I have a table like this
type Total
A 100
A 123
A 154
A 50
A 54
B 200
B 166
B 423
B 342
B 213
C 520
C 130
C 234
C 512
I want to select the top 3 total by groups. How can i do it?
Advertisement
Answer
In most [big data] use cases using ROW_NUMBER() is not fine as it ends up with resource exceeded error.
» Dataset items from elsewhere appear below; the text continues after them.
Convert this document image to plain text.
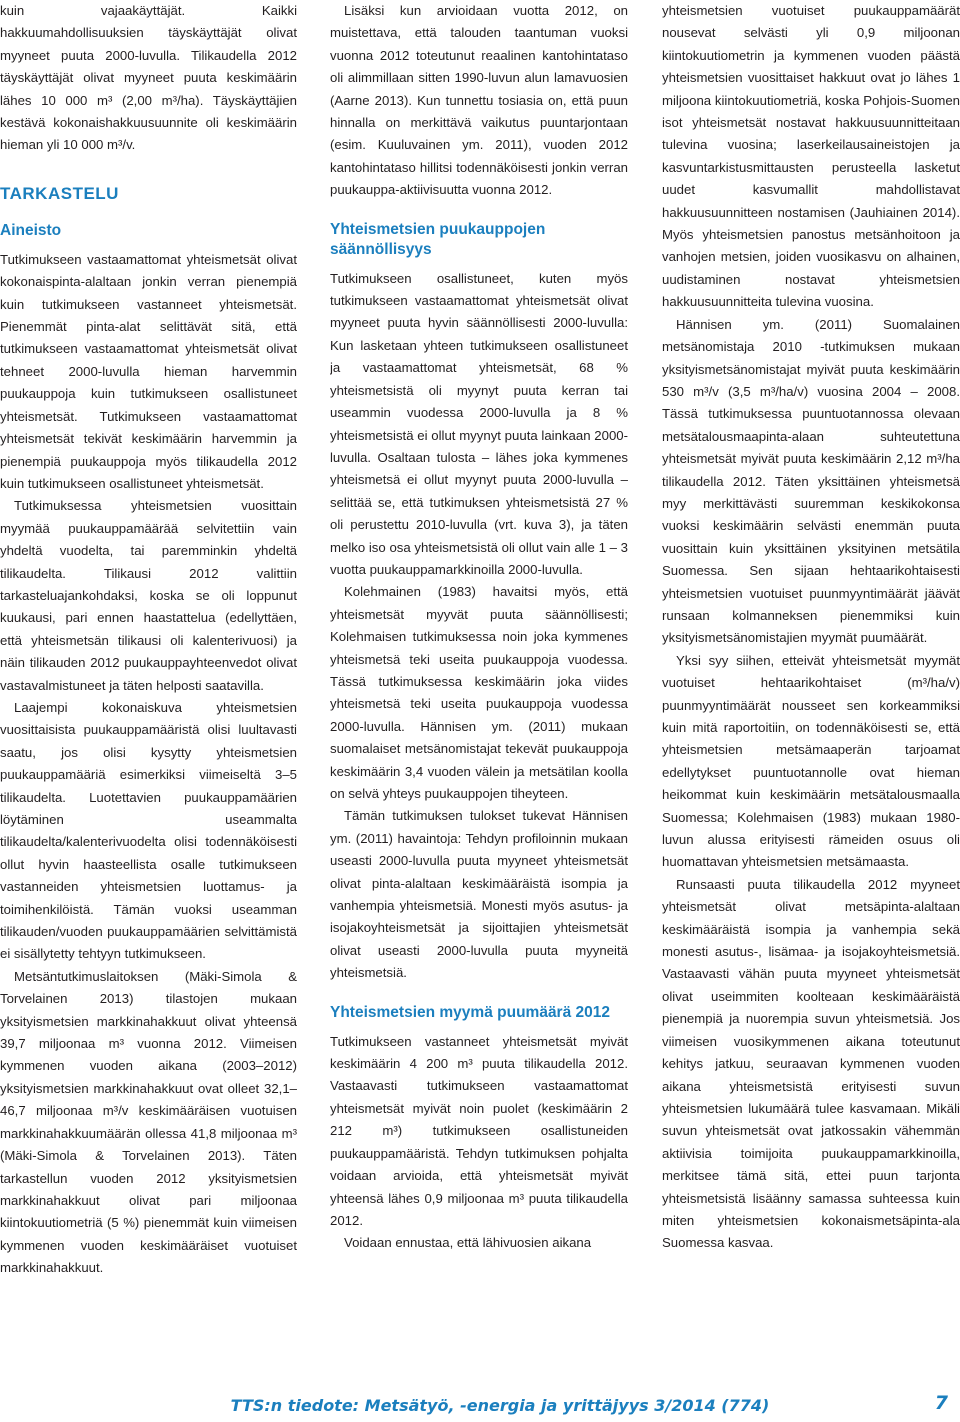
kuin vajaakäyttäjät. Kaikki hakkuumahdollisuuksien täyskäyttäjät olivat myyneet puuta 2000-luvulla. Tilikaudella 2012 täyskäyttäjät olivat myyneet puuta keskimäärin lähes 10 000 m³ (2,00 m³/ha). Täyskäyttäjien kestävä kokonaishakkuusuunnite oli keskimäärin hieman yli 10 000 m³/v.

TARKASTELU
Aineisto

Tutkimukseen vastaamattomat yhteismetsät olivat kokonaispinta-alaltaan jonkin verran pienempiä kuin tutkimukseen vastanneet yhteismetsät. Pienemmät pinta-alat selittävät sitä, että tutkimukseen vastaamattomat yhteismetsät olivat tehneet 2000-luvulla hieman harvemmin puukauppoja kuin tutkimukseen osallistuneet yhteismetsät. Tutkimukseen vastaamattomat yhteismetsät tekivät keskimäärin harvemmin ja pienempiä puukauppoja myös tilikaudella 2012 kuin tutkimukseen osallistuneet yhteismetsät.

Tutkimuksessa yhteismetsien vuosittain myymää puukauppamäärää selvitettiin vain yhdeltä vuodelta, tai paremminkin yhdeltä tilikaudelta. Tilikausi 2012 valittiin tarkasteluajankohdaksi, koska se oli loppunut kuukausi, pari ennen haastattelua (edellyttäen, että yhteismetsän tilikausi oli kalenterivuosi) ja näin tilikauden 2012 puukauppayhteenvedot olivat vastavalmistuneet ja täten helposti saatavilla.

Laajempi kokonaiskuva yhteismetsien vuosittaisista puukauppamääristä olisi luultavasti saatu, jos olisi kysytty yhteismetsien puukauppamääriä esimerkiksi viimeiseltä 3–5 tilikaudelta. Luotettavien puukauppamäärien löytäminen useammalta tilikaudelta/kalenterivuodelta olisi todennäköisesti ollut hyvin haasteellista osalle tutkimukseen vastanneiden yhteismetsien luottamus- ja toimihenkilöistä. Tämän vuoksi useamman tilikauden/vuoden puukauppamäärien selvittämistä ei sisällytetty tehtyyn tutkimukseen.

Metsäntutkimuslaitoksen (Mäki-Simola & Torvelainen 2013) tilastojen mukaan yksityismetsien markkinahakkuut olivat yhteensä 39,7 miljoonaa m³ vuonna 2012. Viimeisen kymmenen vuoden aikana (2003–2012) yksityismetsien markkinahakkuut ovat olleet 32,1–46,7 miljoonaa m³/v keskimääräisen vuotuisen markkinahakkuumäärän ollessa 41,8 miljoonaa m³ (Mäki-Simola & Torvelainen 2013). Täten tarkastellun vuoden 2012 yksityismetsien markkinahakkuut olivat pari miljoonaa kiintokuutiometriä (5 %) pienemmät kuin viimeisen kymmenen vuoden keskimääräiset vuotuiset markkinahakkuut.

Lisäksi kun arvioidaan vuotta 2012, on muistettava, että talouden taantuman vuoksi vuonna 2012 toteutunut reaalinen kantohintataso oli alimmillaan sitten 1990-luvun alun lamavuosien (Aarne 2013). Kun tunnettu tosiasia on, että puun hinnalla on merkittävä vaikutus puuntarjontaan (esim. Kuuluvainen ym. 2011), vuoden 2012 kantohintataso hillitsi todennäköisesti jonkin verran puukauppa-aktiivisuutta vuonna 2012.

Yhteismetsien puukauppojen säännöllisyys

Tutkimukseen osallistuneet, kuten myös tutkimukseen vastaamattomat yhteismetsät olivat myyneet puuta hyvin säännöllisesti 2000-luvulla: Kun lasketaan yhteen tutkimukseen osallistuneet ja vastaamattomat yhteismetsät, 68 % yhteismetsistä oli myynyt puuta kerran tai useammin vuodessa 2000-luvulla ja 8 % yhteismetsistä ei ollut myynyt puuta lainkaan 2000-luvulla. Osaltaan tulosta – lähes joka kymmenes yhteismetsä ei ollut myynyt puuta 2000-luvulla – selittää se, että tutkimuksen yhteismetsistä 27 % oli perustettu 2010-luvulla (vrt. kuva 3), ja täten melko iso osa yhteismetsistä oli ollut vain alle 1 – 3 vuotta puukauppamarkkinoilla 2000-luvulla.

Kolehmainen (1983) havaitsi myös, että yhteismetsät myyvät puuta säännöllisesti; Kolehmaisen tutkimuksessa noin joka kymmenes yhteismetsä teki useita puukauppoja vuodessa. Tässä tutkimuksessa keskimäärin joka viides yhteismetsä teki useita puukauppoja vuodessa 2000-luvulla. Hännisen ym. (2011) mukaan suomalaiset metsänomistajat tekevät puukauppoja keskimäärin 3,4 vuoden välein ja metsätilan koolla on selvä yhteys puukauppojen tiheyteen.

Tämän tutkimuksen tulokset tukevat Hännisen ym. (2011) havaintoja: Tehdyn profiloinnin mukaan useasti 2000-luvulla puuta myyneet yhteismetsät olivat pinta-alaltaan keskimääräistä isompia ja vanhempia yhteismetsiä. Monesti myös asutus- ja isojakoyhteismetsät ja sijoittajien yhteismetsät olivat useasti 2000-luvulla puuta myyneitä yhteismetsiä.

Yhteismetsien myymä puumäärä 2012

Tutkimukseen vastanneet yhteismetsät myivät keskimäärin 4 200 m³ puuta tilikaudella 2012. Vastaavasti tutkimukseen vastaamattomat yhteismetsät myivät noin puolet (keskimäärin 2 212 m³) tutkimukseen osallistuneiden puukauppamääristä. Tehdyn tutkimuksen pohjalta voidaan arvioida, että yhteismetsät myivät yhteensä lähes 0,9 miljoonaa m³ puuta tilikaudella 2012.

Voidaan ennustaa, että lähivuosien aikana

yhteismetsien vuotuiset puukauppamäärät nousevat selvästi yli 0,9 miljoonan kiintokuutiometrin ja kymmenen vuoden päästä yhteismetsien vuosittaiset hakkuut ovat jo lähes 1 miljoona kiintokuutiometriä, koska Pohjois-Suomen isot yhteismetsät nostavat hakkuusuunnitteitaan tulevina vuosina; laserkeilausaineistojen ja kasvuntarkistusmittausten perusteella lasketut uudet kasvumallit mahdollistavat hakkuusuunnitteen nostamisen (Jauhiainen 2014). Myös yhteismetsien panostus metsänhoitoon ja vanhojen metsien, joiden vuosikasvu on alhainen, uudistaminen nostavat yhteismetsien hakkuusuunnitteita tulevina vuosina.

Hännisen ym. (2011) Suomalainen metsänomistaja 2010 -tutkimuksen mukaan yksityismetsänomistajat myivät puuta keskimäärin 530 m³/v (3,5 m³/ha/v) vuosina 2004 – 2008. Tässä tutkimuksessa puuntuotannossa olevaan metsätalousmaapinta-alaan suhteutettuna yhteismetsät myivät puuta keskimäärin 2,12 m³/ha tilikaudella 2012. Täten yksittäinen yhteismetsä myy merkittävästi suuremman keskikokonsa vuoksi keskimäärin selvästi enemmän puuta vuosittain kuin yksittäinen yksityinen metsätila Suomessa. Sen sijaan hehtaarikohtaisesti yhteismetsien vuotuiset puunmyyntimäärät jäävät runsaan kolmanneksen pienemmiksi kuin yksityismetsänomistajien myymät puumäärät.

Yksi syy siihen, etteivät yhteismetsät myymät vuotuiset hehtaarikohtaiset (m³/ha/v) puunmyyntimäärät nousseet sen korkeammiksi kuin mitä raportoitiin, on todennäköisesti se, että yhteismetsien metsämaaperän tarjoamat edellytykset puuntuotannolle ovat hieman heikommat kuin keskimäärin metsätalousmaalla Suomessa; Kolehmaisen (1983) mukaan 1980-luvun alussa erityisesti rämeiden osuus oli huomattavan yhteismetsien metsämaasta.

Runsaasti puuta tilikaudella 2012 myyneet yhteismetsät olivat metsäpinta-alaltaan keskimääräistä isompia ja vanhempia sekä monesti asutus-, lisämaa- ja isojakoyhteismetsiä. Vastaavasti vähän puuta myyneet yhteismetsät olivat useimmiten koolteaan keskimääräistä pienempiä ja nuorempia suvun yhteismetsiä. Jos viimeisen vuosikymmenen aikana toteutunut kehitys jatkuu, seuraavan kymmenen vuoden aikana yhteismetsistä erityisesti suvun yhteismetsien lukumäärä tulee kasvamaan. Mikäli suvun yhteismetsät ovat jatkossakin vähemmän aktiivisia toimijoita puukauppamarkkinoilla, merkitsee tämä sitä, ettei puun tarjonta yhteismetsistä lisäänny samassa suhteessa kuin miten yhteismetsien kokonaismetsäpinta-ala Suomessa kasvaa.

TTS:n tiedote: Metsätyö, -energia ja yrittäjyys 3/2014 (774)	7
This is because it requires all point of same group be present in same/one node which in case of data skew leads to above mentioned error in BigQuery
Option 1
One of the usual ways to address this issue is using ARRAY_AGG() function as it is in below below example
#standardSQL
SELECT type, total FROM (
SELECT type, ARRAY_AGG(total ORDER BY total DESC LIMIT 3) arr
FROM `project.dataset.table` GROUP BY type
), UNNEST(arr) total
If to run above against data example from your question
#standardSQL
WITH `project.dataset.table` AS (
SELECT 'A' type, 100 total UNION ALL
SELECT 'A', 123 UNION ALL
SELECT 'A', 154 UNION ALL
SELECT 'A', 50 UNION ALL
SELECT 'A', 54 UNION ALL
SELECT 'B', 200 UNION ALL
SELECT 'B', 166 UNION ALL
SELECT 'B', 423 UNION ALL
SELECT 'B', 342 UNION ALL
SELECT 'B', 213 UNION ALL
SELECT 'C', 520 UNION ALL
SELECT 'C', 130 UNION ALL
SELECT 'C', 234 UNION ALL
SELECT 'C', 512
)
SELECT type, total FROM (
SELECT type, ARRAY_AGG(total ORDER BY total DESC LIMIT 3) arr
FROM `project.dataset.table` GROUP BY type
), UNNEST(arr) total
-- ORDER BY type
you will get expected result as
Row type total
1 A 154
2 A 123
3 A 100
4 B 423
5 B 342
6 B 213
7 C 520
8 C 512
9 C 234
Option 2
But there is yet another interesting option to consider for really big data – to use APPROX_TOP_SUM() function as in below example
#standardSQL
SELECT type, value AS total FROM (
SELECT type, APPROX_TOP_SUM(total, total, 3) arr
FROM `project.dataset.table` GROUP BY type
), UNNEST(arr)
obviously, with the same output as above for sample data